Drei Stunden Yorgos Lanthimos sind selbst dann nicht leicht verdaulich, wenn sie in drei Anthologie-Häppchen serviert werden. Im Gegenteil: der Meister der Greek New Wave kehrt nach zwei academygerühmten – und für seine Verhältnisse – Mainstream-Ausflügen mit „The Favourite“ und „Poor Things“ wieder a) in die Jetzt-Zeit und b) in die Weird-Zeit zurück.

Die drei abstrakten Kurzgeschichten, die Lanthimos hier erzählt, sind so wenig greifbar, dass ich außer einem Gefühl für die Kaputtheit der Welt und einem ewigen Tauziehen zwischen Dominanz und Submission nicht einmal sagen könnte, worum es hier eigentlich geht. Nichsdestotrotz ist das so verstörend kalt gefilmt und konsequent kühl erzählt, dass ich fasziniert vor „Kinds Of Kindness“ sitze.

Kein Spaß, aber was ist schon wirklich ein Spaß im Stahlbad der Welt. (7/10)

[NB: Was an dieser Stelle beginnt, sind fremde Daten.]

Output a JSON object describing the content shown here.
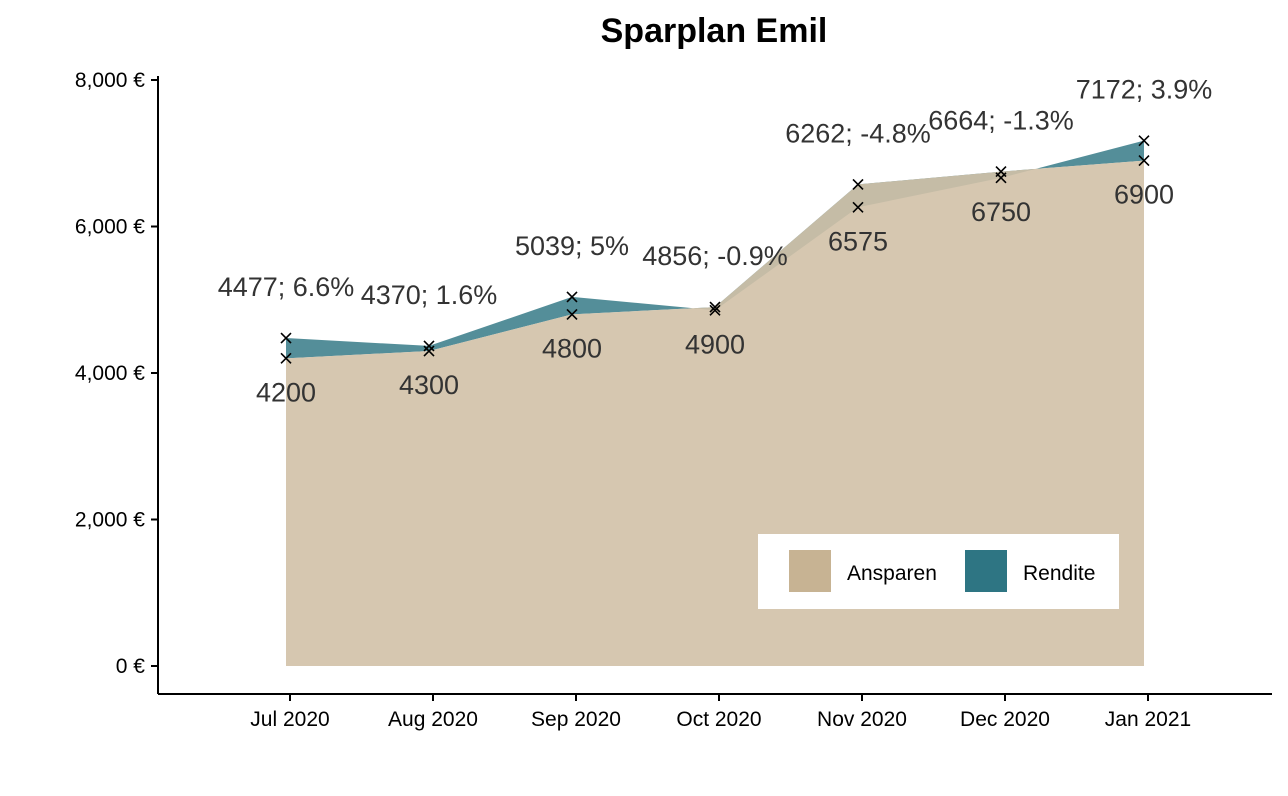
{
  "chart_data": {
    "type": "area",
    "title": "Sparplan Emil",
    "xlabel": "",
    "ylabel": "",
    "categories": [
      "Jul 2020",
      "Aug 2020",
      "Sep 2020",
      "Oct 2020",
      "Nov 2020",
      "Dec 2020",
      "Jan 2021"
    ],
    "y_ticks": [
      "0 €",
      "2,000 €",
      "4,000 €",
      "6,000 €",
      "8,000 €"
    ],
    "ylim": [
      0,
      8000
    ],
    "series": [
      {
        "name": "Ansparen",
        "values": [
          4200,
          4300,
          4800,
          4900,
          6575,
          6750,
          6900
        ]
      },
      {
        "name": "Rendite",
        "values": [
          4477,
          4370,
          5039,
          4856,
          6262,
          6664,
          7172
        ]
      }
    ],
    "bottom_labels": [
      "4200",
      "4300",
      "4800",
      "4900",
      "6575",
      "6750",
      "6900"
    ],
    "top_labels": [
      "4477; 6.6%",
      "4370; 1.6%",
      "5039; 5%",
      "4856; -0.9%",
      "6262; -4.8%",
      "6664; -1.3%",
      "7172; 3.9%"
    ],
    "legend": {
      "placement": "bottom-right",
      "entries": [
        "Ansparen",
        "Rendite"
      ]
    },
    "grid": false
  },
  "colors": {
    "ansparen_fill": "#D1C1A7",
    "rendite_fill": "#2E7583",
    "legend_ansparen": "#C7B393",
    "legend_rendite": "#2E7583"
  }
}
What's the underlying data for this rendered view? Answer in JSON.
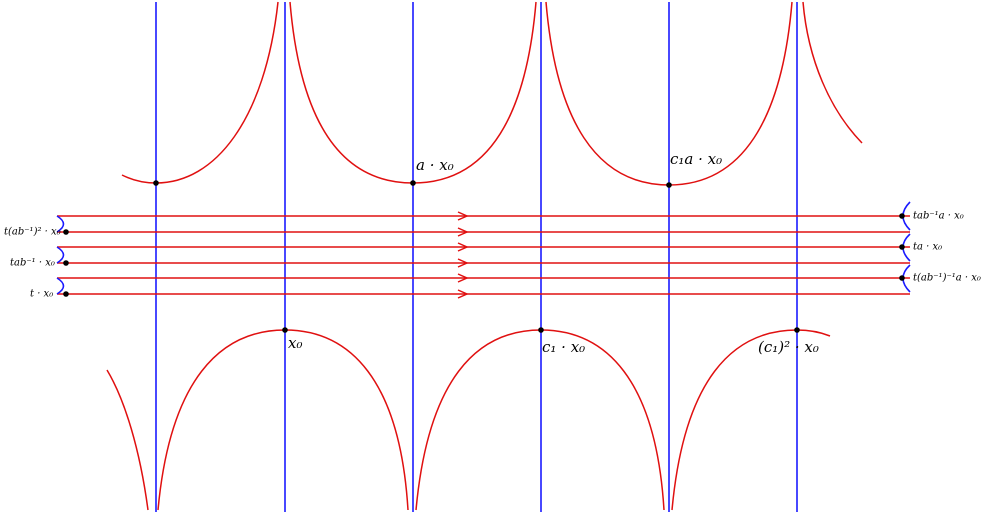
{
  "labels": {
    "x0": "x₀",
    "c1x0": "c₁ · x₀",
    "c1sqx0": "(c₁)² · x₀",
    "ax0": "a · x₀",
    "c1ax0": "c₁a · x₀",
    "left_top": "t(ab⁻¹)² · x₀",
    "left_mid": "tab⁻¹ · x₀",
    "left_bot": "t · x₀",
    "right_top": "tab⁻¹a · x₀",
    "right_mid": "ta · x₀",
    "right_bot": "t(ab⁻¹)⁻¹a · x₀"
  }
}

Rebel Ridge (2024, Jeremy Saulnier)
auf Netflix

Gut zehn Jahre ist es her, dass Jeremy Saulnier mit dem Doppelschlag „Blue Ruin“ (#3 Filme des Jahres 2014) und „Green Room“ (#1 Film des Jahres 2016) sich als einer der faszinierendsten Genre-Auteure vorgestellt hat. Ein im Vergleich dazu etwas mauer Netflix-Film 2018 und dann… lange nichts.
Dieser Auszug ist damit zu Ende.